Atualmente, a conotação negativa esbateu-se e a principal mudança na relação radica no lugar da criança, diferente de contextos em que era mais uma entre muitas. «Porque a maternidade acontece tarde, a experiência de chegar a tia é adiada», diz a investigadora. «Os pais sentem a pressão de uma parentalidade competente e, junto com os outros adultos, procuram a felicidade dos miúdos com um brinquedo, uma viagem, um concerto, dinheiro de bolso.» E aqui são as tias quem mais os mima, fiéis à máxima de que os pais educam e elas estragam.
«Enquanto os pais esticam os seus limites, as tias estão disponíveis, e felizes, para oferecer diversos tipos de apoio a crianças que fazem parte da sua vida», escreve a norte-americana Melanie Notkin, 47 anos, criadora (em 2008) do termo pank e do site Savvy Auntie – «Tia Experiente», para troca de experiências. Frustrava-a que a sociedade não percebesse haver mulheres que não são mães em consciência, por vontade própria, não porque tenham algum problema. Ela própria tia de seis, além das prendas sempre contribuiu ao nível da educação, cuidados médicos, lazer, tempo e afetos. Rosalina Costa concorda: «Cruzam-se aqui valores mais e menos materialistas, discute-se o ser e o dever, afetividade e economia, educação e mimo, sensibilidade e bom-senso.» Podem até surgir tensões se as tias fugirem às orientações paternas – um pilar que Isabel Espírito Santo nunca forçou, mesmo quando carregava às escondidas o telemóvel da sobrinha.
«A Matilde dizia que me dava uma mesada quando eu fosse velhinha, mas fui apanhada e lá se foram os sms dela», ri-se a designer, de 47 anos e três sobrinhos que venera, dos dois irmãos mais velhos. «Uma das coisas boas é vivermos todos no mesmo prédio. Em pequenos era um sobe e desce de escadas em pijama.» Agora não é tão simples tê-los sob a asa: a Matilde, com 23 anos, foi tirar mestrado em Londres há quase três e ficou lá. O pai do Afonso, 16 anos, e da Clara, 13, trabalha há um ano em Nairobi, no Quénia, e, no pouco tempo que tem no verão para cá vir, quer tê-los. «Ao fim de semana levo os dois às grandes superfícies de tecnologia, eu e o Afonso temos esse gosto.» E eles sabem que podem contar sempre com ela, e ela com eles. «Não há nenhum amor igual.»
Isabel desistiu há muito da ideia de ter filhos seus – a vida não se proporcionou e não lamenta –, mas Cláudia Pinto mantém essa esperança. «Sinto que seria uma boa mãe.
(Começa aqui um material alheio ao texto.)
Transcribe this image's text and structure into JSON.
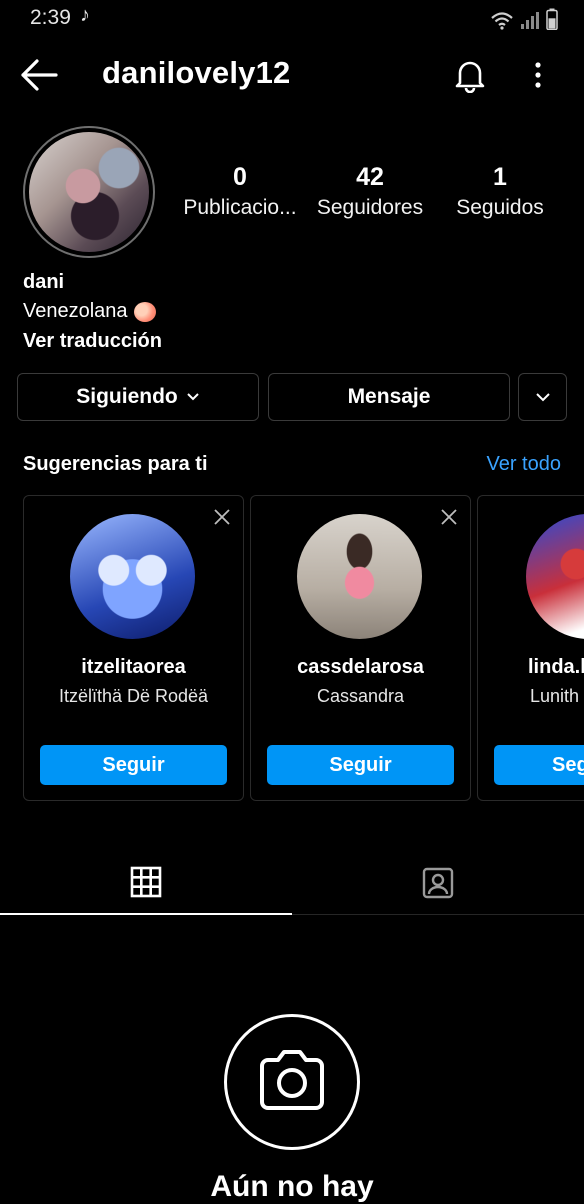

Já tentámos diversas vezes e não aconteceu, mas a minha relação com os meus sobrinhos não sai prejudicada com o que quer que suceda», garante a jornalista de 36 anos, grata pelos seus cinco «rapazes maravilhosos»: Gonçalo e Guilherme do irmão do meio (um com 8 anos, outro com 10 meses); David, Diogo e Vasco do mais velho (respetivamente de 8 anos, 5 anos e 4 meses). «Sou muito presente, absolutamente realizada e melhor pessoa graças a eles. Somos cúmplices. Não abdicaria deste relacionamento próximo por nada, nem sequer me imagino a trabalhar fora do país.»
Cláudia é daquelas que se emocionam nas festas de Natal da escola ou com alguma resposta invulgar que dão. Enche-os de mimos, mas também ralha se é preciso. E sim, tenta dar-lhes presentes de que gostem, mas sobretudo tempo e momentos únicos e ajuda para fazerem alguma coisa pela primeira vez. Costuma dizer que este é o típico amor que dói, tão forte que lhe sai do peito. «Há dias, o Diogo fez um desenho na escola inspirado numa saída que fez comigo a um domingo», conta. Desenhou-se a ele, à tia, ao carro; o pai partilhou no Facebook e ela impressionou-se com o impacto que podemos ter nos miúdos sem nos apercebermos. «A educadora pede um desenho do que mais gostaram no fim de semana e o Diogo escolheu o momento em que saí, brinquei e estive com ele. Isto vale tudo, certo?»